"These reconstituted visuals offer themselves as psychic, emotional and social structures in which the signs keep us near and far at the same time, in a see-saw of cultural and abstract recognition."
Yannick Pouliot's sculptures, photographs and installations employ the strategy of the double take. They confound the viewer's initial perception by revealing themselves as something other from what they seem. Using architecture and furniture as his raw material, Pouliot's meticulously executed domestic forms - which incorporate luxury materials and charming decorative features - become visual puns which often act as stages for social satire.
Yannick Pouliot first studied horticulture at L'institut de technologie agroalimentaires (ITA) de Saint-Hyacinthe from 1997-1999, and then switched to Fine Arts, receiving his BFA in 2001 from Université Laval.
In his work, Pouliot appropriates French neo-classical interior design as a means to explore the tensions between illusion / reality, seduction / frustration, decoration / affection.

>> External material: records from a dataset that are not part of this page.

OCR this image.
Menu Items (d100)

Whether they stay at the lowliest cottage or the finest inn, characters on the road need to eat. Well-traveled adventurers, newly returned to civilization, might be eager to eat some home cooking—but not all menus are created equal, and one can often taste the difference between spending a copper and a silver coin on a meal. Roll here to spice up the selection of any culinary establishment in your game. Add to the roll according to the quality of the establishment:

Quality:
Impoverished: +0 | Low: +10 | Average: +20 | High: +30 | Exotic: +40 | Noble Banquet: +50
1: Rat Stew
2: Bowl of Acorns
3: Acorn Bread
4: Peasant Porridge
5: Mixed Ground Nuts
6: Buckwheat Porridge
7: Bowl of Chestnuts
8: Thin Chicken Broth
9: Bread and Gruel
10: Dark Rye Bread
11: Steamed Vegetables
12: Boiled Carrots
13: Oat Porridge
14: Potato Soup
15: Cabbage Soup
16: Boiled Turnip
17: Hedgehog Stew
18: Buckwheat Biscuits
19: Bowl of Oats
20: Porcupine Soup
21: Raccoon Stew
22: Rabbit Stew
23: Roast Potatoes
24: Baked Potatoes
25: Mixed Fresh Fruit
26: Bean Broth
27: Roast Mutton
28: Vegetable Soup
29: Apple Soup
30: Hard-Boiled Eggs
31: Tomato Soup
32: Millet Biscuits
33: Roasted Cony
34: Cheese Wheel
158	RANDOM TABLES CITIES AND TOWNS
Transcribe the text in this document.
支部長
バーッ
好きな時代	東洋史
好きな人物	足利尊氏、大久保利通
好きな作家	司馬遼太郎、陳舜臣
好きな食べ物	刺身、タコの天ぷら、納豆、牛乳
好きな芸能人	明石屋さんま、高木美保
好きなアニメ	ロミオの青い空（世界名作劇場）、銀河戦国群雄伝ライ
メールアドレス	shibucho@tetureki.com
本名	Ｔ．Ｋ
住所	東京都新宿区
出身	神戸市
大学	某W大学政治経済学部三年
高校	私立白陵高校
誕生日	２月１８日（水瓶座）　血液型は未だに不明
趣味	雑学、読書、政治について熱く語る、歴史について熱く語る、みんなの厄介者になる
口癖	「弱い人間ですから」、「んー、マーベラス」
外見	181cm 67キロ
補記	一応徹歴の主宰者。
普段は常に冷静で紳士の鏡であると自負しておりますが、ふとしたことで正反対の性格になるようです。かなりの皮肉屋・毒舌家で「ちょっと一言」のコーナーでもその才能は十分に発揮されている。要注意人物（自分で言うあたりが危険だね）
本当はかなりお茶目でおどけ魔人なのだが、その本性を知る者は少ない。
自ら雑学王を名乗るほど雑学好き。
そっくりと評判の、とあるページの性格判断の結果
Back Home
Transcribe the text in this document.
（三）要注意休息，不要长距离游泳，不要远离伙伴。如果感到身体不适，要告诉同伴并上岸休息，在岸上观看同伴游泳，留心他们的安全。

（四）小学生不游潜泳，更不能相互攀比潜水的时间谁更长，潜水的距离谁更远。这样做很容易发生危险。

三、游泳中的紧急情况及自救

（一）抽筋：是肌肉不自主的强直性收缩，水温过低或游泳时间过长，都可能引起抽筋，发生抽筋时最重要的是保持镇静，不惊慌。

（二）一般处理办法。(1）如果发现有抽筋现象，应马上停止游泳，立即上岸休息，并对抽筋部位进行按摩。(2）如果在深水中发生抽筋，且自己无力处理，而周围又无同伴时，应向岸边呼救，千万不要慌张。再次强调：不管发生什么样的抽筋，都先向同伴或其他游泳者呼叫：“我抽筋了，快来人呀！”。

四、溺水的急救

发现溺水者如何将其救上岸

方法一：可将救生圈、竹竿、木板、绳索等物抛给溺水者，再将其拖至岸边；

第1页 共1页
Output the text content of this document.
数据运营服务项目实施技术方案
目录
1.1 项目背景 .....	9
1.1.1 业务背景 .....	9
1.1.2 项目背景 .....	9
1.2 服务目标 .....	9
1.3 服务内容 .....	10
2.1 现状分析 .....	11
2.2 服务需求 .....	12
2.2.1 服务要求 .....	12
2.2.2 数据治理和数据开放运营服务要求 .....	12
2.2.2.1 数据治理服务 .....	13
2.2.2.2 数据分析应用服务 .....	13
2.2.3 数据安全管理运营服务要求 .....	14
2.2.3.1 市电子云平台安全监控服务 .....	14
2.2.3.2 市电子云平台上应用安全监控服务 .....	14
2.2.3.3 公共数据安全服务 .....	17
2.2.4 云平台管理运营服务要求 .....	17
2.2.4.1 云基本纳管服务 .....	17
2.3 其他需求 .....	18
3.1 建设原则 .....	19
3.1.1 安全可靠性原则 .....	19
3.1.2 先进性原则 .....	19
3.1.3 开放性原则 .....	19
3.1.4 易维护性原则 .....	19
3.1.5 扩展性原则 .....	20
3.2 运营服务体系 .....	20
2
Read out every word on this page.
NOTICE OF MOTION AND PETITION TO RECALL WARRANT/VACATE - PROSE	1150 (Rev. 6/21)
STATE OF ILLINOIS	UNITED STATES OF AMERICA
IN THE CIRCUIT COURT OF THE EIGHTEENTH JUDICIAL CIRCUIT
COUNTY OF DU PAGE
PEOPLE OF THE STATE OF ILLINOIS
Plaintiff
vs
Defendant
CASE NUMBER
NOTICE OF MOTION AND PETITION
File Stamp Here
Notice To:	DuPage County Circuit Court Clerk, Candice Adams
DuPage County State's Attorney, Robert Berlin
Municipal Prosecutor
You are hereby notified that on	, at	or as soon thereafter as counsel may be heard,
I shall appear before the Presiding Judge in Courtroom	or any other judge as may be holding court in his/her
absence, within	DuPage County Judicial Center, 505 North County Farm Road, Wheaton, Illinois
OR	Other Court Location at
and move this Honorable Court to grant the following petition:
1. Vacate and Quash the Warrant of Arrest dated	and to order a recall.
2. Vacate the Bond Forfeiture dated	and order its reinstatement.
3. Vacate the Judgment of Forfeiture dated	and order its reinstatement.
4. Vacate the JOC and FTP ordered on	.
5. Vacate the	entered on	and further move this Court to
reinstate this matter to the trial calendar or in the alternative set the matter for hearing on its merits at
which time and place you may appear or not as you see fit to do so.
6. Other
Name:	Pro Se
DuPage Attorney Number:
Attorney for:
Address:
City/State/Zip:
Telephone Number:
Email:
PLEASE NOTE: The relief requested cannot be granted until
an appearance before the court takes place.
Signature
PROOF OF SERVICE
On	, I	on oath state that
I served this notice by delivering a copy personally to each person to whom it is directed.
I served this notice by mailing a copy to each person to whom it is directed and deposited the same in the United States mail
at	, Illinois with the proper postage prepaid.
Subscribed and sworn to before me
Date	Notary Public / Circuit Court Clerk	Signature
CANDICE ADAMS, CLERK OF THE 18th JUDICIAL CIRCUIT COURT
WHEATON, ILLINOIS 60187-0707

In Regency: Monomaniac (2007) Pouliot uses and alter motifs from 18th century France to further his explorations. The work consists of four look-alike Regency chairs made of mahogany ,and covered with jacquard upholstery, which operate as one single uncanny object, - thereby contradicting its normal domestic use as a functional piece. Rather than commissioning a professional to build the chairs, Pouliot enrolled in carpentry courses from 2005-2006, at Le Centre de formation professionnelle de Neufchâtel, and taught himself the upholster's craft, in order to seamlessly replicate the antique furniture. "I'm a total maniac for details ...a perfectionist by nature, but at the same time, it's never to demonstrate my technical savoir-faire," he says. "In fact it's the complete opposite - so that the labour that goes into a piece melts into the background, so that the viewer can right away jump to the next interpretive level: the work's aim."
In 2008, Pouliot produced Budbreak I: Louis XV; Budbreak II: Neo-Renaissance; Budbreak III: Louis XV and Organization IV: Eastlake a series of silhouetted portraits of French neo-classical writing desks, buffets, cabinets and a dining set, stenciled onto white paper using pure black paint. The artist explains: "Initially, silhouettes from the18th and 19th century presented images of the master of the house. In the spirit of my research, I find it equally suitable to present the material objects of a house rather than their owners, thereby giving a contemporary twist to a classical concept."
Yannick Pouliot has been exhibiting within Canada since 2002. He works in Saint-Casimir-de-Portneuf, Quebec.